Rabu, 19 Oktober 2011

Overview


The Culture is characterized by being a post-scarcity society (meaning that its advanced technologies provide practically limitless material wealth and comforts for everyone for free, having all but abolished the concept of possessions), by having overcome almost all physical constraints on life (including disease and death) and by being an almost totally egalitarian, stable society without the use of any form of force or compulsion, except where necessary to protect others.
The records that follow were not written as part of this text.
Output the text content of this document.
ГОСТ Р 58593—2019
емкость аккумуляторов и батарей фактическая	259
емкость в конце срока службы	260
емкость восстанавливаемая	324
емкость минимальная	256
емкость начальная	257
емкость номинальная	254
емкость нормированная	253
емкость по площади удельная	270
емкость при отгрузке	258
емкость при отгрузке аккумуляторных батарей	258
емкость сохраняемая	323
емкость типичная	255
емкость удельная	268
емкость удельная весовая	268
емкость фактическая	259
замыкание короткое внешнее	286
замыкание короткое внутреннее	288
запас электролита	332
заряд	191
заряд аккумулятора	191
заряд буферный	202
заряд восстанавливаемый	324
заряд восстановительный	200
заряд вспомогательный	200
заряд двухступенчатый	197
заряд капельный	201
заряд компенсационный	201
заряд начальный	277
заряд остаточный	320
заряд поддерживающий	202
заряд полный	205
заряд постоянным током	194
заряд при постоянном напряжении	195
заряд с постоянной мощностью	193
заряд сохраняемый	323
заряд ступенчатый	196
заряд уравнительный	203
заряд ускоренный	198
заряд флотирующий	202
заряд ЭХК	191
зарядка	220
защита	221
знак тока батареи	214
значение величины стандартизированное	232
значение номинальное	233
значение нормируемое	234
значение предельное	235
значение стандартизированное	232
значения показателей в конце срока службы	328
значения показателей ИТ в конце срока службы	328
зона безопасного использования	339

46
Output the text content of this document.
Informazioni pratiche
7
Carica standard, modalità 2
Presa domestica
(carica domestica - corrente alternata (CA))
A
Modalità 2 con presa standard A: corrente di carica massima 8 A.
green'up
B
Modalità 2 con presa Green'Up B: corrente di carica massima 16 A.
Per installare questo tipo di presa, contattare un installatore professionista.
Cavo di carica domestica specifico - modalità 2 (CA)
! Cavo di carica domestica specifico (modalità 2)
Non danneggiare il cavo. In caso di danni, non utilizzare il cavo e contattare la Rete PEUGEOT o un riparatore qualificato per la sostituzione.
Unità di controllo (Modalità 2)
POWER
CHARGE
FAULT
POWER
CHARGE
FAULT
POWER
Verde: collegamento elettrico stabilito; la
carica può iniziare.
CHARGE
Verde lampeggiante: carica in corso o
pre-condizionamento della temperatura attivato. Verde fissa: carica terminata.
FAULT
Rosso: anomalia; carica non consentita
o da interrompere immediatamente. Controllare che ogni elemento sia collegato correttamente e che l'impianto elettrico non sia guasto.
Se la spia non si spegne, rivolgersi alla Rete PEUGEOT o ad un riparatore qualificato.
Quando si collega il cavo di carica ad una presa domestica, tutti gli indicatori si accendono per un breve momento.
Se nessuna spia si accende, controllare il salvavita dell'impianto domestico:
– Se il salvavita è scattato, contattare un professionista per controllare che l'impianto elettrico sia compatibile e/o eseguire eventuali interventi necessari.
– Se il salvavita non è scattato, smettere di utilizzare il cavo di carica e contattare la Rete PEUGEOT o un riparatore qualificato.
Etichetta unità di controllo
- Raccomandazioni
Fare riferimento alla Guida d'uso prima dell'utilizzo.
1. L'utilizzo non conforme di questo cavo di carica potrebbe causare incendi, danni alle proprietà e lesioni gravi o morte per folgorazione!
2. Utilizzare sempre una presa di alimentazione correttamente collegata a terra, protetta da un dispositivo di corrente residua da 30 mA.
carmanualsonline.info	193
Minds, powerful artificial intelligences, have an important role to play in this society. They administer this affluence for the benefit of all. As one commentator has said,
In vesting all power in his individualistic, sometime eccentric, but always benign, AI Minds, Banks knew what he was doing; this is the only way a liberal anarchy could be achieved, by taking what is best in humans and placing it beyond corruption, which means out of human control. The danger involved in this imaginative step, though, is clear; one of the problems with the Culture novels as novels is that the central characters, the Minds, are too powerful and, to put it bluntly, too good.[3]
The novels of the Culture cycle, therefore, mostly deal with people at the fringes of the Culture: diplomats, spies, or mercenaries; those who interact with other civilizations, and who do the Culture's dirty work in moving those societies closer to the Culture ideal, sometimes by force.